The experience of moving into the Westwood Bayit has exceeded my expectations. Bayitniks — a term that refers to those who live in the Bayit — are such a lovely, diverse bunch, and frankly, I find them inspiring. They’ve connected me to Hillel, JAM and all the other incredible Jewish organizations and groups on campus. I rediscovered Judaism and my connection to its values and traditions, but it was more than just that. Up until that point Judaism has always seemed very personal and solely introspective. For the first time, I began to experience and consider Judaism as a community and a unifier. I started regularly attending Shabbat dinners and participating in events and gatherings, like JewQ, JAM challah bakes and Jewish Learning Fellowship (JLF). These days, I find that I eat absurd amounts of challah, and I’m weirdly okay with that.
I find it admirable every time I see even those who don’t consider themselves to be particularly religious, drop whatever it is they’re doing to help complete a minyan, simply because they’re needed. It’s emblematic of who we are as a people.
And it’s funny, I don’t think at any point I felt any pressure or assertion from my surroundings to become “more religious” but having gained a better insight into the values behind the traditions, customs and laws, I find myself wanting to live up to them.

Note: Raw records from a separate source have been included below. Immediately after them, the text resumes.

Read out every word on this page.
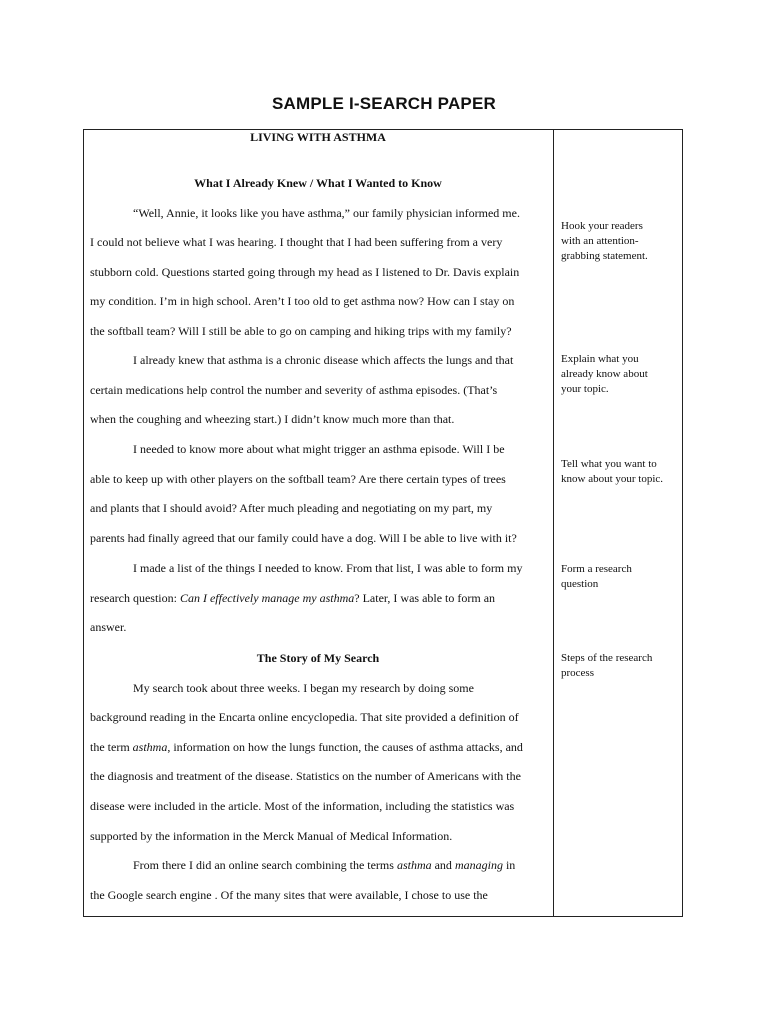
SAMPLE I-SEARCH PAPER
LIVING WITH ASTHMA
What I Already Knew / What I Wanted to Know
“Well, Annie, it looks like you have asthma,” our family physician informed me.
I could not believe what I was hearing. I thought that I had been suffering from a very
stubborn cold. Questions started going through my head as I listened to Dr. Davis explain
my condition. I’m in high school. Aren’t I too old to get asthma now? How can I stay on
the softball team? Will I still be able to go on camping and hiking trips with my family?
I already knew that asthma is a chronic disease which affects the lungs and that
certain medications help control the number and severity of asthma episodes. (That’s
when the coughing and wheezing start.) I didn’t know much more than that.
I needed to know more about what might trigger an asthma episode. Will I be
able to keep up with other players on the softball team? Are there certain types of trees
and plants that I should avoid? After much pleading and negotiating on my part, my
parents had finally agreed that our family could have a dog. Will I be able to live with it?
I made a list of the things I needed to know. From that list, I was able to form my
research question: Can I effectively manage my asthma? Later, I was able to form an
answer.
The Story of My Search
My search took about three weeks. I began my research by doing some
background reading in the Encarta online encyclopedia. That site provided a definition of
the term asthma, information on how the lungs function, the causes of asthma attacks, and
the diagnosis and treatment of the disease. Statistics on the number of Americans with the
disease were included in the article. Most of the information, including the statistics was
supported by the information in the Merck Manual of Medical Information.
From there I did an online search combining the terms asthma and managing in
the Google search engine . Of the many sites that were available, I chose to use the
Hook your readers
with an attention-
grabbing statement.
Explain what you
already know about
your topic.
Tell what you want to
know about your topic.
Form a research
question
Steps of the research
process
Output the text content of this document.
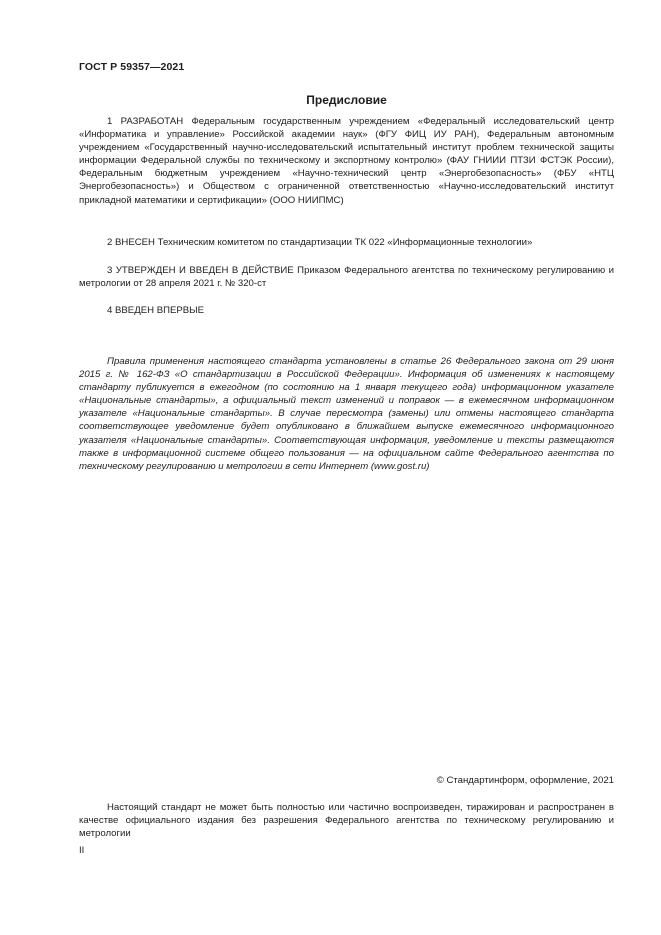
ГОСТ Р 59357—2021
Предисловие

1 РАЗРАБОТАН Федеральным государственным учреждением «Федеральный исследовательский центр «Информатика и управление» Российской академии наук» (ФГУ ФИЦ ИУ РАН), Федеральным автономным учреждением «Государственный научно-исследовательский испытательный институт проблем технической защиты информации Федеральной службы по техническому и экспортному контролю» (ФАУ ГНИИИ ПТЗИ ФСТЭК России), Федеральным бюджетным учреждением «Научно-технический центр «Энергобезопасность» (ФБУ «НТЦ Энергобезопасность») и Обществом с ограниченной ответственностью «Научно-исследовательский институт прикладной математики и сертификации» (ООО НИИПМС)

2 ВНЕСЕН Техническим комитетом по стандартизации ТК 022 «Информационные технологии»

3 УТВЕРЖДЕН И ВВЕДЕН В ДЕЙСТВИЕ Приказом Федерального агентства по техническому регулированию и метрологии от 28 апреля 2021 г. № 320-ст

4 ВВЕДЕН ВПЕРВЫЕ

Правила применения настоящего стандарта установлены в статье 26 Федерального закона от 29 июня 2015 г. № 162-ФЗ «О стандартизации в Российской Федерации». Информация об изменениях к настоящему стандарту публикуется в ежегодном (по состоянию на 1 января текущего года) информационном указателе «Национальные стандарты», а официальный текст изменений и поправок — в ежемесячном информационном указателе «Национальные стандарты». В случае пересмотра (замены) или отмены настоящего стандарта соответствующее уведомление будет опубликовано в ближайшем выпуске ежемесячного информационного указателя «Национальные стандарты». Соответствующая информация, уведомление и тексты размещаются также в информационной системе общего пользования — на официальном сайте Федерального агентства по техническому регулированию и метрологии в сети Интернет (www.gost.ru)

© Стандартинформ, оформление, 2021

Настоящий стандарт не может быть полностью или частично воспроизведен, тиражирован и распространен в качестве официального издания без разрешения Федерального агентства по техническому регулированию и метрологии

II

I’m mostly talking about Shabbat. However, I’ve come to learn that Shabbat isn’t so much kept as it is earned. Unfortunately, I’ve been doing a rather terrible job at earning it.
Every Saturday I wake up telling myself in vain, that ‘today is the first Shabbat of the rest of my life.’ It’s obnoxiously difficult to give up Saturday as a catch up day for everything that hadn’t been achieved throughout the week. I’d really like to blame it on the workload and crushing pressure toward academic excellence brought on by the competitive atmosphere generated by a productivity-oriented capitalist society. In truth, that’s probably not it.
I used to think “earning Shabbat” was a matter of time management. I’ve come to realize it has a lot more to do with priorities. I’ve been spending so many many hours at Hillel and JAM and so many late hours hanging out with Bayitniks, that work and productivity have been forcefully crunched into the short intervals in between. Yes, including on Shabbat.
I mean, of course, it’s not just that. I’ve been juggling school work with my job, an internship, an extensive research thesis, Ha’Am and my unhealthy obsession with DC Comics, (just to name a few). You know how it is. We’re all busy. With my growing desire to keep Shabbat, I’ve had to evaluate which activity would be most worthy of sacrifice. Having already boxed up the comics for less stressful times and with school, work and internships holding non-negotiable importance, the most obvious thing to cut back on is my involvement in the Jewish community.
I find it ironic that the same community that’s inspired me to keep Shabbat is the same community I would, to some extent, need to distance myself from in order to do so. I’ve been going back and forth trying to decide what’s more important. As you may have guessed, in the moment, I usually choose the former. However, while I have yet to earn Shabbat, I’m grateful for the way it has forced me to examine my own values and priorities more deeply. Who knows? Maybe that’s the first step.